# I'm looking for used Kumdo armor.



## Tyler1 (Feb 2, 2008)

I've only been in Kumdo for a short while, what a blast, I recommend taking it if you aren't already.

Under $400.00 bucks is what I'm looking for.

Thanks everybody.


----------



## Brian R. VanCise (Feb 2, 2008)

Kumdo is a blast.  Good luck with your search though I think if you look around you will find new armor at a comparable price.


----------



## Ninjamom (Feb 2, 2008)

1st: talk to your Instructor so you know what you are looking for.  You might fnd it better to get a decent Beginner's grade set NEW, sized to fit you.  It may not last as long, or it may last better, and you can get a new set for under that from several different vendors online.

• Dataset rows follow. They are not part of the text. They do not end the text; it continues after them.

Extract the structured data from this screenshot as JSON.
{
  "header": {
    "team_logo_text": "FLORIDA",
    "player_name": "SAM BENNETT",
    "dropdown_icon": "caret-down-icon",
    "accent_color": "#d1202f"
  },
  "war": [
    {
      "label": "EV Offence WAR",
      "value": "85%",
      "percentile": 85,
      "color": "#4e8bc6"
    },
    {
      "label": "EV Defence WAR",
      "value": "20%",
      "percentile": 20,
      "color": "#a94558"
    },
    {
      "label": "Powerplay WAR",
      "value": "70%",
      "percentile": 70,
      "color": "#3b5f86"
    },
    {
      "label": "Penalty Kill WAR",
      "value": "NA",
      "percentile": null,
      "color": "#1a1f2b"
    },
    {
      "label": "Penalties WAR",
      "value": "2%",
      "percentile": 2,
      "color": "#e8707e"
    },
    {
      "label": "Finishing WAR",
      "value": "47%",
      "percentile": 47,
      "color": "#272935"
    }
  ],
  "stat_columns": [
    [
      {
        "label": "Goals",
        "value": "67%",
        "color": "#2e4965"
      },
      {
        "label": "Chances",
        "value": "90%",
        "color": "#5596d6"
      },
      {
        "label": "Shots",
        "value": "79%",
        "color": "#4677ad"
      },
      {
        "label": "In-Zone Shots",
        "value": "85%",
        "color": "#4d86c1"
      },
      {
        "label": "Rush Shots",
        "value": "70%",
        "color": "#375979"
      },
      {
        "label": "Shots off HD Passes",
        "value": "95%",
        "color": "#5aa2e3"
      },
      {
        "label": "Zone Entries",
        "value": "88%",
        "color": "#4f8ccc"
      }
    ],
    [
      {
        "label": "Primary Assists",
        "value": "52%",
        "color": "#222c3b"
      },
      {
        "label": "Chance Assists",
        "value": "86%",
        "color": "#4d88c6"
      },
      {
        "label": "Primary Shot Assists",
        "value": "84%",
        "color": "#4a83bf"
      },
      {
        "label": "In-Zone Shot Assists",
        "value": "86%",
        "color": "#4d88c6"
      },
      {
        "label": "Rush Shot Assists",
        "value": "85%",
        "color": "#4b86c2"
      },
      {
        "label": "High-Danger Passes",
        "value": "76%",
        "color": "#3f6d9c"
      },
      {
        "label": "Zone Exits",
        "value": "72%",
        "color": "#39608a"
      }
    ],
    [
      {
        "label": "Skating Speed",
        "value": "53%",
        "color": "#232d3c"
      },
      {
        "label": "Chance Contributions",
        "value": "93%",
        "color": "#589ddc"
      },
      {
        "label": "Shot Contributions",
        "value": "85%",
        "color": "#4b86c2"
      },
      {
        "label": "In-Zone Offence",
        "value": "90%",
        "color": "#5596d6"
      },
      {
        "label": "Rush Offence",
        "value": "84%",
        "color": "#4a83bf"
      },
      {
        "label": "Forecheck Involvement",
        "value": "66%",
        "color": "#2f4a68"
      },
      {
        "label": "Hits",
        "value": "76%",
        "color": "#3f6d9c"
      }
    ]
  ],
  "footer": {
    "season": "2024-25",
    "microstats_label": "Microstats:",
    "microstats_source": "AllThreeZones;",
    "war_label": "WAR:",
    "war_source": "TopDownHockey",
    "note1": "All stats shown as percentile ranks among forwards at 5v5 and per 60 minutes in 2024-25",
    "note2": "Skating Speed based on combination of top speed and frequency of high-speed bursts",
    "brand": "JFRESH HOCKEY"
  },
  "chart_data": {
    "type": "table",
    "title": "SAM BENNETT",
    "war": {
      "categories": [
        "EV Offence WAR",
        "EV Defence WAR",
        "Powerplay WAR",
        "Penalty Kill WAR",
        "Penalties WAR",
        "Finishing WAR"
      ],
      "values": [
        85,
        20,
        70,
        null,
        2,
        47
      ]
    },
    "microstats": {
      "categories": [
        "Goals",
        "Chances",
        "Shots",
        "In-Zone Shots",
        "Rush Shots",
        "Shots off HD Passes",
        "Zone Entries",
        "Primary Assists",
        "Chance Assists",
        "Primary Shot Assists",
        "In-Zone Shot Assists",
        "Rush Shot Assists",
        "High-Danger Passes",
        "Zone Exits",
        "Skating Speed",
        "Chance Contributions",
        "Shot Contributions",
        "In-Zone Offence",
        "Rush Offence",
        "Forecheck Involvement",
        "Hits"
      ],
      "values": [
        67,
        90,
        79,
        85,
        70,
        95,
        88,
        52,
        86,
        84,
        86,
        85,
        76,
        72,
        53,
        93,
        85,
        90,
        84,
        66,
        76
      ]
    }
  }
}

2nd: If you decide you're still going with a used set, then do some research.  Learn the terminology, the right sizing, what makes for good quality (materials, stitching), and where to watch for wear-and-tear (inside the palm of the gloves, padding).

3rd. Check e-Bay.  And KEEP WATCHING!!!!
Use keywords like kendo armor, kumdo armor, bogu, and hogu.

I bought two complete sets, parts of a child's set, and four shinais for $400.  Between all the parts, I ended up with one and a half decent sets of armor, and used shinai for any beginning student to use who visits our class.

Happy hunting!


----------



## Tyler1 (Feb 3, 2008)

The armor they want us to get is $420, very nice stuff.

Thanks for the info. I have a few months until it's required,l I'll keep searching the inet.


----------



## Ninjamom (Feb 3, 2008)

Forgot to mention: Kendo World Magazine has a website with online forum dedicated to Japanese kendo and related arts, one section of which is devoted to equipment.  Kendo and sport kumdo (Daehan Kumdo through the KKA) are essentially the same thing, and use the same armor.

So, please check out this link to their forum, and you will get to the equipment section.  Notice the FAQ stickied at the top, with important information about selecting and purchasing bogu (kendo armor), ane check the other posts for information about used armor offered for sale.


----------